Edoardo Sanguineti: Censura, religione, cultura, a proposito di "Totò che visse due volte"
Dichiarazioni di Edoardo Sanguineti raccolte da Tatti Sanguineti, dicembre 2005.
La ‘nostalgia di censura’
Credo che la 'nostalgia di censura' sia uno degli elementi che agisce di più nella nostra società. Formalmente parlando non dovrebbe più esistere nulla di simile. E' vero…ciò che leggiamo e vediamo oggi era ritenuto impensabile fino a qualche decennio fa.
Giuridicamente certe norme sono ormai cadute.
Malgrado ciò, ritengo che la recente politica del Vaticano si sia impegnata nel tentativo costante di recuperare pieno controllo e poteri, in questo senso.
Insomma, il pontefice attuale (Nb: Giovanni Paolo II) mi sembra un regnante molto bellicoso.
Pensi, ad esempio, ai recenti contatti stabiliti con i politici...
E' chiaro che anche da parte delle forze politiche si stabiliscano legami tra Tevere e Oltretevere molto complicati e molto interessati.
Totò che visse due volte
A mio avviso Totò che visse due volte possiede un forte valore culturale. Penso si possa considerare uno dei capolavori della storia del cinema.
E considero Ciprì e Maresco due grandi registi. A quanto vedo, oggi in Italia - e all'estero - non c'è nulla di paragonabile a quello che hanno fatto. Hanno davvero qualcosa di nuovo e importante da dire. E lo fanno, anche se in modo non convenzionale.

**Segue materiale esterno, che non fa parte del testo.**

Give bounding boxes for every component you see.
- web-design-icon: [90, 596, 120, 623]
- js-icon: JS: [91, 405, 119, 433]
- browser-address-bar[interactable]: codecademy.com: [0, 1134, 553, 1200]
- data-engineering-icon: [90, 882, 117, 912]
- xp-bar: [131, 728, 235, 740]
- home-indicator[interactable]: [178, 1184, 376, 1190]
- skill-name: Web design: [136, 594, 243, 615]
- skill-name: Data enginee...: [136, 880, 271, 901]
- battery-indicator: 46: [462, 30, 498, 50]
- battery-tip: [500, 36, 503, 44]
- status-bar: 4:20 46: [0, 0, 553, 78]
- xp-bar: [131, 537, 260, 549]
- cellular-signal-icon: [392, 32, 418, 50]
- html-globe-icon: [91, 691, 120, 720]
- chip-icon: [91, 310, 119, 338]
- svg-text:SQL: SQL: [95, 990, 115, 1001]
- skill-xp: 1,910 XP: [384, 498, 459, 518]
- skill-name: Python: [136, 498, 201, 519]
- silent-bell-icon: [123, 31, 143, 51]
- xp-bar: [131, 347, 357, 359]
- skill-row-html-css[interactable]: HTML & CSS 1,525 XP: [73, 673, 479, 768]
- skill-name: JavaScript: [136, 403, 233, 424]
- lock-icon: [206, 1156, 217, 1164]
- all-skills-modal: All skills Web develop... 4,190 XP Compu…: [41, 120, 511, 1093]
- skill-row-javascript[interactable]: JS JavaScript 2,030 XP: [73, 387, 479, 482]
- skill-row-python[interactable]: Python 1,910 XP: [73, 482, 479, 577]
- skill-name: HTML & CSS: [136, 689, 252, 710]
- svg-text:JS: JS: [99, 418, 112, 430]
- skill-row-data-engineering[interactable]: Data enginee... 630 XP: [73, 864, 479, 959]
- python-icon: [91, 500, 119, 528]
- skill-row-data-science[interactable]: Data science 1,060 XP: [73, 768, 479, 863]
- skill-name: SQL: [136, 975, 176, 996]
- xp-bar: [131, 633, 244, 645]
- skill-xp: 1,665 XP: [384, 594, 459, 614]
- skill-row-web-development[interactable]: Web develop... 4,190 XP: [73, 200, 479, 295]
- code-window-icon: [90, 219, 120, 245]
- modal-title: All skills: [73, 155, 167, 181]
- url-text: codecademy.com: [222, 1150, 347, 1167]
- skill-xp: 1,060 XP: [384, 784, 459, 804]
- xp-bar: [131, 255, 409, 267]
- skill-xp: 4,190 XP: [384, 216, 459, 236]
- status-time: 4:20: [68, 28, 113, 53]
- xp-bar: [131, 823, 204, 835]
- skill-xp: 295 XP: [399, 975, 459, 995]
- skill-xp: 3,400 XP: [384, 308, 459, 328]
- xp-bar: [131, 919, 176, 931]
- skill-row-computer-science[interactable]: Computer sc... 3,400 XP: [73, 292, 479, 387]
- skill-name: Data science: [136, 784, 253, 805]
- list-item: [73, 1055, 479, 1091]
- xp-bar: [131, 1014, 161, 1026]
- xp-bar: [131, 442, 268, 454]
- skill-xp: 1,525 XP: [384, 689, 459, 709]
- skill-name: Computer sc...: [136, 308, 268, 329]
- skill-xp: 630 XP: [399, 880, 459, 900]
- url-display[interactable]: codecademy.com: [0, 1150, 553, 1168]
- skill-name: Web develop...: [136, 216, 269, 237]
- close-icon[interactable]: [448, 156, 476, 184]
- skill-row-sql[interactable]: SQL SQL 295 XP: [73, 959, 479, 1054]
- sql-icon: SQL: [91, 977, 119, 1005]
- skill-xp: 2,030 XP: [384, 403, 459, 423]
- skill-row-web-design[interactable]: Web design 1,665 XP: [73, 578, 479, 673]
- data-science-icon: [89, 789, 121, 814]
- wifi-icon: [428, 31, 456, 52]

Ma il significato politico e sociale dei loro film fa sì che, mentre passano filmacci orrendi e moralmente turpi, se un'opera ha un'identità di ricerca culturale forte - una carica non di sfruttamento dei pubblici vizi e delle inesistenti virtù ma che implichi davvero degli elementi e spinga alla riflessione - e vuole veramente cercare di condurre a una visione un po' realistica delle cose, viene perseguitata.
Nel caso in cui io fossi un credente, non mi preoccuperei affatto se qualcuno offendesse i miei sentimenti. Da vero credente, sarei talmente tranquillo che, pur interpretando come negativo o oltraggioso qualcosa, riuscirei ugualmente a viverla con assoluta facilità. Direi che nei Vangeli questo esempio di tolleranza c'è. Checché se ne dica. Cioè Gesù Cristo non si preoccupava mica del fatto che qualcuno non condividesse le sue posizioni.
Il rispetto dei defunti e il rispetto delle memorie
So che per Totò che visse due volte è in corso una causa sul rispetto dei culti e cose del genere. Beh, insomma: il rispetto dei defunti. Se qualcuno lo ha coltivato e insegnato agli italiani era un miscredente radicale come Ugo Foscolo, autore della più bella poesia sul culto dei morti. Dei sepolcri dice, infatti, che sono il "costitutivo della civiltà" - come aveva già insegnato Vico. Foscolo, dunque, laicizza fino in fondo la posizione vichiana, secondo la quale: "la civiltà consiste nelle grandi istituzioni il cui emblema dei rapporti sociali e civili sono i sepolcri". Tanto che i grandi sepolcri per lui sono quelli di Santa Croce, tempio delle glorie italiane in opposizione al Vaticano. Quella che il poeta propone è nient'altro che una laica religione delle sepolture.
In questo senso, credo che i laici possano vantarsi di essere gli unici a non pensare all'anniversario dei morti. A portare i fiori ai defunti. A dare vita a cerimoniette apparentemente pietose ma, in realtà, abbastanza formali.
Ma è veramente il culto delle memorie, delle storie, di quello che l'eredità culturale può portare a noi come ricchezza vitale. Se gli italiani fossero davvero un popolo laico avrebbero maggior rispetto verso i morti.
La modernità e la cultura anarchica
Totò che visse due volte è, dunque, un film nettamente laico che guarda agli archetipi religiosi con sguardo laico e libero. La mia opinione è che la cultura moderna e novecentesca sia stata sempre una cultura con una forte pulsione anarchica. Che si tratti di Marinetti o Majakovskij, di Buñuel o Ejsenstejn, di Brecht o Bréton. Mi sembra che la cultura laica abbia significato qualcosa solo grazie a questa pulsione. E quando gli intellettuali dotati di questa spinta sono tornati all'ordine, non hanno più significato nulla.
Ciprì e Maresco ai miei occhi - per fortuna - sono eredi di questa grande tradizione novecentesca e, in un certo senso, li considero come la conclusione ideale di questa sorta di processo.